You can invite people to church, of course, but I only do that when I'm pretty sure there's something the person I'm inviting would be specifically interested in and include a social thing with you afterwards. (E.g. "I know religion and homosexuality is something you're interested in. My church is doing a thing on that this Sunday. If you show up, I'll take you to brunch afterwards" or "Doing anything on Friday? I wrote a mystery story and I'm reading it at my church cabaret. Show up and we can go for dirnks afterwards.")
3. Get the word out in an even wider way. \
My first step in getting the word out about Elephant Jumps wasn't even verbal, though I told lots of people about it in the ensuing week or two and have done so in small doses since. My first shoutout about Elephant Jumps was on on Yelp. As I've mentioned here before, I found my first UU church, Katy-the-Wise's, from their website. My latest bit of online evangelism is to tweet about awesome stuff I hear about in church using a hashtag for my church.
The spiffy thing about this is, I have some friends who do things like that too. We've formed what feels to me like the beginnings of an online religious community as we just tweet stuff that is meaningful to us. I love this because honestly having church be somewhere I can "check in" whenever I'm low on spiritual fuel is more important to me than having it as a place to go Sunday morning.***
More importantly, it sends the message "You think I'm cool enough to follow on Twitter, well, here's something I think is cool enough to write about."

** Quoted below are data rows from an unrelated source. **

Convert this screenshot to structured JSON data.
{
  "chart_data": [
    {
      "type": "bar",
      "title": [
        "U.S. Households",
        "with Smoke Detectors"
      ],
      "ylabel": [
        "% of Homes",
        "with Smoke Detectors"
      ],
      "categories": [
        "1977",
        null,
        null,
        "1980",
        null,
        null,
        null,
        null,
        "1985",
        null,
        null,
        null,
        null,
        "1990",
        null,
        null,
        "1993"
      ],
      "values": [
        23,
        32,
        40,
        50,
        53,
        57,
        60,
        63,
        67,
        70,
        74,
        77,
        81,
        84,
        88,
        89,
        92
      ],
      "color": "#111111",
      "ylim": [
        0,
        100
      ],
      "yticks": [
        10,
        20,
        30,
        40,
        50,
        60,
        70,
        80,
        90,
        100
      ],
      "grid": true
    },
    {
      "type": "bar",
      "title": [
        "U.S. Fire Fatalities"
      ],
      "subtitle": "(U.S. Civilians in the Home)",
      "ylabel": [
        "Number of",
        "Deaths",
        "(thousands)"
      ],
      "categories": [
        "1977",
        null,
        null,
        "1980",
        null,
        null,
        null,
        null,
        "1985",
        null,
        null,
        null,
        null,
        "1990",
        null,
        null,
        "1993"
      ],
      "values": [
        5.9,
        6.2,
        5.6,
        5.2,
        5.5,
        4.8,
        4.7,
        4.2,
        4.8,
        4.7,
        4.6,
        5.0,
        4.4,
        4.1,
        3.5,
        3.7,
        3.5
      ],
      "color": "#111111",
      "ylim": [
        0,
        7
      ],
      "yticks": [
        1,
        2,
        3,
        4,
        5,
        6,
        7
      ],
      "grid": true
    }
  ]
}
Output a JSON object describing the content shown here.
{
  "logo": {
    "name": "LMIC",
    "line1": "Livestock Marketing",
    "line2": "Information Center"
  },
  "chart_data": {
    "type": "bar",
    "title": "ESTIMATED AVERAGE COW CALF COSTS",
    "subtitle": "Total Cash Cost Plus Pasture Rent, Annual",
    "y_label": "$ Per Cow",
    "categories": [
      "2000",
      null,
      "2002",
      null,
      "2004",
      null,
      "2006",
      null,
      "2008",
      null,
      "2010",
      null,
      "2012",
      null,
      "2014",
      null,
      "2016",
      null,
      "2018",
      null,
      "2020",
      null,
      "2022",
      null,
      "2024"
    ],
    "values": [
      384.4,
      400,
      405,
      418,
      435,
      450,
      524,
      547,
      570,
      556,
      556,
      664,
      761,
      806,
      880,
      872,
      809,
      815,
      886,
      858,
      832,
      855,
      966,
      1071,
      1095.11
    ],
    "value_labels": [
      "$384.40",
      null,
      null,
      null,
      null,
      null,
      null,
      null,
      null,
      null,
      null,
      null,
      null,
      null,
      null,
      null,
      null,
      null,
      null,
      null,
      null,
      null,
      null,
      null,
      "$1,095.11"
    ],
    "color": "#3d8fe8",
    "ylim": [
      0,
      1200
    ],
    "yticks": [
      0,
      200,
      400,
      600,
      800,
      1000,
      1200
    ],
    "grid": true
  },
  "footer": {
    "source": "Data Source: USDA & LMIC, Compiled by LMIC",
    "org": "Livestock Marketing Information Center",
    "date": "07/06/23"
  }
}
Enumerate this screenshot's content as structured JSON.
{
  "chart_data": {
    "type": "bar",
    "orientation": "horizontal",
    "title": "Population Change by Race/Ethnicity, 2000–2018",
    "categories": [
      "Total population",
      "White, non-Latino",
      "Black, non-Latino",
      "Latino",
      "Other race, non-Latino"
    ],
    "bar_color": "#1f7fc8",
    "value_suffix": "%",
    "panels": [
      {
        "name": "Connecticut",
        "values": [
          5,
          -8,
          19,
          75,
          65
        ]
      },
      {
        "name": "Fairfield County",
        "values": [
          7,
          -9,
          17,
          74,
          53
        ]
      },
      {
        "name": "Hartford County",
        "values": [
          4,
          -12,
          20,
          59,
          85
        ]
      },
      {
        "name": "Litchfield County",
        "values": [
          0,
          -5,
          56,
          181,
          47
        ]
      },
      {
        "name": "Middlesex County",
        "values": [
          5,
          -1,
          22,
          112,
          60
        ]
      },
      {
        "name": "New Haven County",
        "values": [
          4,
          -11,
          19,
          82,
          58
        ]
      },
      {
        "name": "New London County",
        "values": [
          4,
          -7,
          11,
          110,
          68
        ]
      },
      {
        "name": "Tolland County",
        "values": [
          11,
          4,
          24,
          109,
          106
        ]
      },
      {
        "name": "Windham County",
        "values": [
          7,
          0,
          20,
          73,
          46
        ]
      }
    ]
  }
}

Anyway, that's my plan for evangelizing a church. It's what I'm comfortable with, and honestly, it's what I feel would work for me. If I were looking for a church, I'd check it out online**** and when my friend was jazzed about how great his/her church, was, I'd listen.
It's not going on on street corners, but I really do think it could work.
*there were also discussions about stuff like the Middle East, with guys who would be in a position to know. I personally couldn't deal with that at a retreat because my perception is that I start smelling like a horse within minutes of arrival, but I'm delighted that we have these things. One of the badass things about going to a large church is that we've got members who do all sorts of cool stuff for a living. If my church could figure out a way to use its human capital more efficiently, we would be in great shape to actually do awesome things in this world.
**If you know Northern VA and want to get specific, you know that place "Grevey's" in Meriffield near INOVA Fairfax? Same shopping center.
*** I know you may not agree. I do see the value of brick and morter churches, I just find words and ideas churches as valuable if not more so personally.
****Negative reviews online aren't inherently all that offputting to me. That someone would have a bad experience is going to happen. But positive reviews mean a lot to me. I don't yelp about every restaurant, I yelp about the ones that make the experience memorable.